L'aluminium : une histoire de recyclage
L’ambition du Projet Métal de développer le recyclage des emballages métalliques légers s’inscrit dans une histoire bien plus ancienne, celle du recyclage ! En effet, l’aluminium est un métal idéal pour le recyclage. Lors de la refonte, il ne perd ni de sa masse ni de ses propriétés. Il est 100% recyclable et à l’infini !
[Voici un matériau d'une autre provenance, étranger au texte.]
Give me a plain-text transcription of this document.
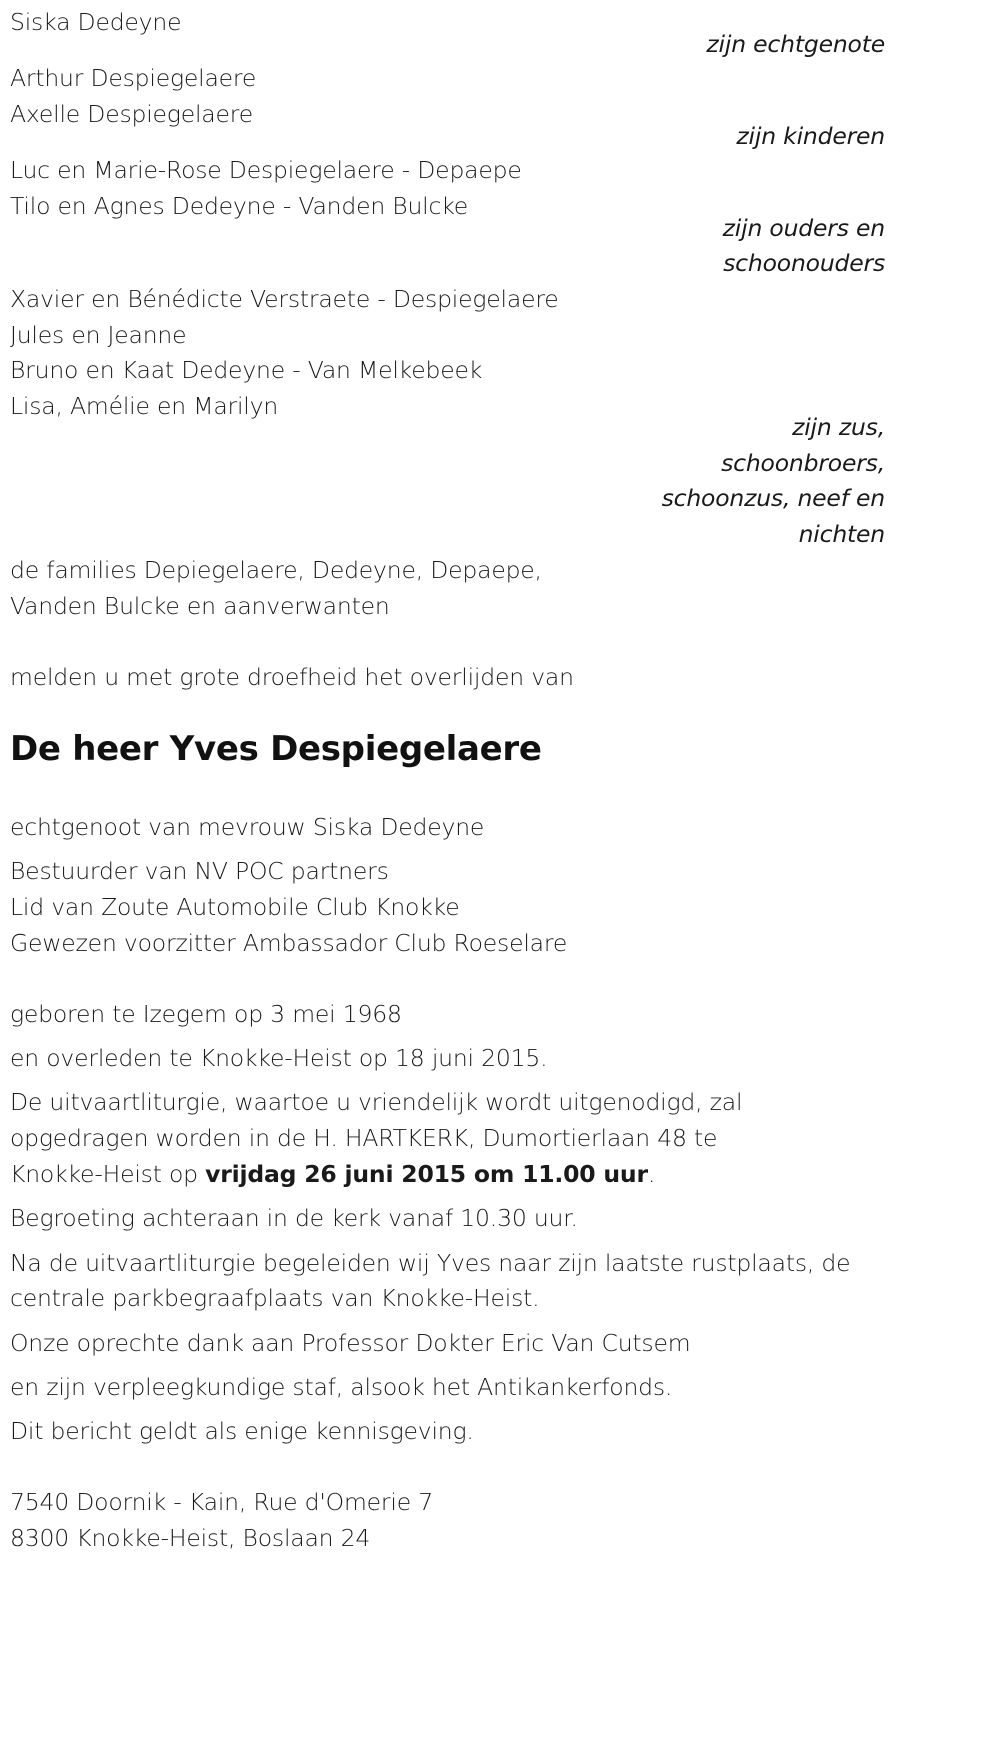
Siska Dedeyne
zijn echtgenote
Arthur Despiegelaere
Axelle Despiegelaere
zijn kinderen
Luc en Marie-Rose Despiegelaere - Depaepe
Tilo en Agnes Dedeyne - Vanden Bulcke
zijn ouders en
schoonouders
Xavier en Bénédicte Verstraete - Despiegelaere
Jules en Jeanne
Bruno en Kaat Dedeyne - Van Melkebeek
Lisa, Amélie en Marilyn
zijn zus,
schoonbroers,
schoonzus, neef en
nichten
de families Depiegelaere, Dedeyne, Depaepe,
Vanden Bulcke en aanverwanten
melden u met grote droefheid het overlijden van
De heer Yves Despiegelaere
echtgenoot van mevrouw Siska Dedeyne
Bestuurder van NV POC partners
Lid van Zoute Automobile Club Knokke
Gewezen voorzitter Ambassador Club Roeselare
geboren te Izegem op 3 mei 1968
en overleden te Knokke-Heist op 18 juni 2015.
De uitvaartliturgie, waartoe u vriendelijk wordt uitgenodigd, zal
opgedragen worden in de H. HARTKERK, Dumortierlaan 48 te
Knokke-Heist op vrijdag 26 juni 2015 om 11.00 uur.
Begroeting achteraan in de kerk vanaf 10.30 uur.
Na de uitvaartliturgie begeleiden wij Yves naar zijn laatste rustplaats, de
centrale parkbegraafplaats van Knokke-Heist.
Onze oprechte dank aan Professor Dokter Eric Van Cutsem
en zijn verpleegkundige staf, alsook het Antikankerfonds.
Dit bericht geldt als enige kennisgeving.
7540 Doornik - Kain, Rue d'Omerie 7
8300 Knokke-Heist, Boslaan 24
L’aluminium a été découvert au 19ème siècle. Il est abondant dans la croûte terrestre mais il s’y trouve sous forme d’un oxyde qu’il faut réduire afin d’obtenir une forme métallique. À l’origine, l’aluminium était extrait grâce à un procédé chimique qui en faisait un matériau au prix tellement élevé qu’il était utilisé pour la joaillerie. C’est à la fin du 19 siècle que le procédé d’électrolyse de l’alumine a été mis au point simultanément en France et aux USA par Paul Héroult et Charles Martin Hall. Ce procédé a fait chuter le prix de revient de l’aluminium et a contribué à sa diffusion dans des domaines d’application très divers.
​
Léger, malléable, conducteur électrique/thermique et peu oxydable, ce métal non ferreux devient le matériau de choix pour bon nombre d’évolutions dans les transports, l’architecture et les emballages bien sûr !
Au vu de sa très bonne recyclabilité, il a toujours bénéficié du recyclage en boucle fermée, qui consiste à utiliser les chutes de production d’un produit, à les recycler directement dans l’usine dans le but de fabriquer le même produit.
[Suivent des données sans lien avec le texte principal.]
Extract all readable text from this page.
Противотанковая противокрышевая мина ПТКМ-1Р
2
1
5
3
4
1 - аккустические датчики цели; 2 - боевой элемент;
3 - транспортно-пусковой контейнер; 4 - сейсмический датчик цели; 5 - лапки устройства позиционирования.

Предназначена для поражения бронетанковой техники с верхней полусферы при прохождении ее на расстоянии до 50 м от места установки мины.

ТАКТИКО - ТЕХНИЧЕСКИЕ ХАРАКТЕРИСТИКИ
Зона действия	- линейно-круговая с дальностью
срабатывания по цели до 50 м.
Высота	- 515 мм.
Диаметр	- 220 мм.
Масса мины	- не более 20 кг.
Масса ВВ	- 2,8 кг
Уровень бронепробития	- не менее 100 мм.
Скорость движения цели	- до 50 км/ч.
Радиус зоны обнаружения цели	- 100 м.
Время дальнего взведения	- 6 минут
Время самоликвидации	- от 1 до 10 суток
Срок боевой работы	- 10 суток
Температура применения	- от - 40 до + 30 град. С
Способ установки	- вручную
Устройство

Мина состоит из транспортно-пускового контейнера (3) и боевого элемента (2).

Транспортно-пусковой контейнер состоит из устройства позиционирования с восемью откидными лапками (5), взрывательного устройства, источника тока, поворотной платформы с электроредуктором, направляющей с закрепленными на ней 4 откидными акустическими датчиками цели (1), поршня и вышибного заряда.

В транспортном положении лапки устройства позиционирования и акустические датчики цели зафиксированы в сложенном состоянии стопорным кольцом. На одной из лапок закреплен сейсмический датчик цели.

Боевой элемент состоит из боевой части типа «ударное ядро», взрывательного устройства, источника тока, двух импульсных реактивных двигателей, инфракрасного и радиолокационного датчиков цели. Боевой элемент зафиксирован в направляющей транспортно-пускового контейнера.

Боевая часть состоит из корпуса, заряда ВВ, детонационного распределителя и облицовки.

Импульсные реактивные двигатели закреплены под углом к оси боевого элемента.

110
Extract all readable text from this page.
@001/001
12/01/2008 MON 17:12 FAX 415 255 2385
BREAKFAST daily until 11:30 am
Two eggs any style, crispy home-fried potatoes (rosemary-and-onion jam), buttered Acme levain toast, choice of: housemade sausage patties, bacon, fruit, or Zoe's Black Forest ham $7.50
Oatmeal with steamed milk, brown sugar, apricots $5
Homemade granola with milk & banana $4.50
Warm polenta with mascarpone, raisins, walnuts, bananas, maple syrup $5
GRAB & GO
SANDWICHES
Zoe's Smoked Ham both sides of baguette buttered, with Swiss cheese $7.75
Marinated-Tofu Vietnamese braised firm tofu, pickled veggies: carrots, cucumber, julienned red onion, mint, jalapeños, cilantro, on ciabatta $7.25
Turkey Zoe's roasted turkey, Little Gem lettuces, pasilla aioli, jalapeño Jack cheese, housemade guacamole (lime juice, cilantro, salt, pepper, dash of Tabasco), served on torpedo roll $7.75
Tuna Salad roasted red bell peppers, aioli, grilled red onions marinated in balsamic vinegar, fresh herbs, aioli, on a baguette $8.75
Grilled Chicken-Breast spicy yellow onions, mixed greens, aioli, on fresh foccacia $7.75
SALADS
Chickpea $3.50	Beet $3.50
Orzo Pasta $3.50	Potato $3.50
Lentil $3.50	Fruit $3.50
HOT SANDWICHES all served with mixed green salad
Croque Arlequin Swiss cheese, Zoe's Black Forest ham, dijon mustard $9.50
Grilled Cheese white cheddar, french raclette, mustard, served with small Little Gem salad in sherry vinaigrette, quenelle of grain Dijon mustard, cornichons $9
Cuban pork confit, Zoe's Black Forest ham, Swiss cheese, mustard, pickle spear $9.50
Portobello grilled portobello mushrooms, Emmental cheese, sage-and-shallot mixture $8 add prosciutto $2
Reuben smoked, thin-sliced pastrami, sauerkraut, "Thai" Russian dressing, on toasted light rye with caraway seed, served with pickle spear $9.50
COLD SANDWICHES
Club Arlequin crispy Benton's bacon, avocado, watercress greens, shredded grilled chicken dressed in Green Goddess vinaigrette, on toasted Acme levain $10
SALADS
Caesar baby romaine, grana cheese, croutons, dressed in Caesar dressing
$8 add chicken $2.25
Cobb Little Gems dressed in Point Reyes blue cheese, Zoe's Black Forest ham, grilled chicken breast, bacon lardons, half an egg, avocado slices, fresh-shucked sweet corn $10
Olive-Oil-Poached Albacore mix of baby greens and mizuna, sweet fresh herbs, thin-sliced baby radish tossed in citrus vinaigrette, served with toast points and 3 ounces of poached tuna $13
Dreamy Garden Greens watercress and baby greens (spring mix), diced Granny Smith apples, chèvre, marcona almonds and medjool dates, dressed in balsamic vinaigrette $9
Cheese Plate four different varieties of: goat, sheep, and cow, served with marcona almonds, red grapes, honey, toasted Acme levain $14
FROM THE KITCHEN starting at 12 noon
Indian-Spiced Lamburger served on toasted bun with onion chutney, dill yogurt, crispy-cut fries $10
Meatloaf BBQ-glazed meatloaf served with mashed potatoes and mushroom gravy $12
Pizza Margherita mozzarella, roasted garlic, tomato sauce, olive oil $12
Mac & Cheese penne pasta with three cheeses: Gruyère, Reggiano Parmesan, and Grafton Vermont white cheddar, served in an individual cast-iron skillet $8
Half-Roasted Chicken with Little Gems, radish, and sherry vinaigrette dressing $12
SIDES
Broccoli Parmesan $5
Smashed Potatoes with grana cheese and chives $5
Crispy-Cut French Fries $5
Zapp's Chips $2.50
Le recyclage de l’aluminium en boucle ouverte ou affinage[1] , c’est-à-dire l’utilisation de la matière de recyclage pour une destination différente en substitution d’une matière première vierge, s’est lui véritablement développé à la fin de la Seconde Guerre mondiale face aux stocks de débris liés à la guerre et au besoin grandissant d’aluminium pour la reconstruction.
​
Le second essor du recyclage survient à la suite des crises pétrolières durant lesquelles la demande augmente pour des matériaux plus légers dans l’optique de produire des véhicules plus économes en pétrole[2]. C’est à cette époque, en 1975, que la première loi organisant la collecte et le traitement des déchets est votée. Cette loi instaure le principe du « pollueur-payeur » et ambitionne de « faciliter la récupération des matériaux, éléments ou formes d’énergie réutilisables ». On estime actuellement que 75% de l’aluminium produit depuis la fin du 19ème siècle est toujours en circulation, notamment au travers des produits à longue durée de vie tels que les avions, trains ou bâtiments[3].
​
Pour répondre aux défis de nos sociétés en termes de gestion des ressources naturelles ou de changement climatique, il est indispensable que le recyclage continue d’avancer.
​
En 2009, l’année du lancement du Projet Métal, seulement 32% de l’aluminium de nos emballages[4] était recyclé contre 48% aujourd’hui[5]. Si l’augmentation est notable, il reste encore du chemin à parcourir. C’est en cela que le CELAA et ses adhérents se mobilisent depuis plus de 10 ans. Notre objectif : que 30 millions de citoyens puissent recycler leurs emballages légers métalliques à l’horizon 2022.
​
[1] Institut pour l’histoire de l’aluminium
[2] Jacob, Sylvain, et Jean-Marie Pache. « Le recyclage des déchets d’aluminium : histoire de l’affinage en France », Entreprises et histoire, vol. 89, no. 4, 2017, pp. 39-57.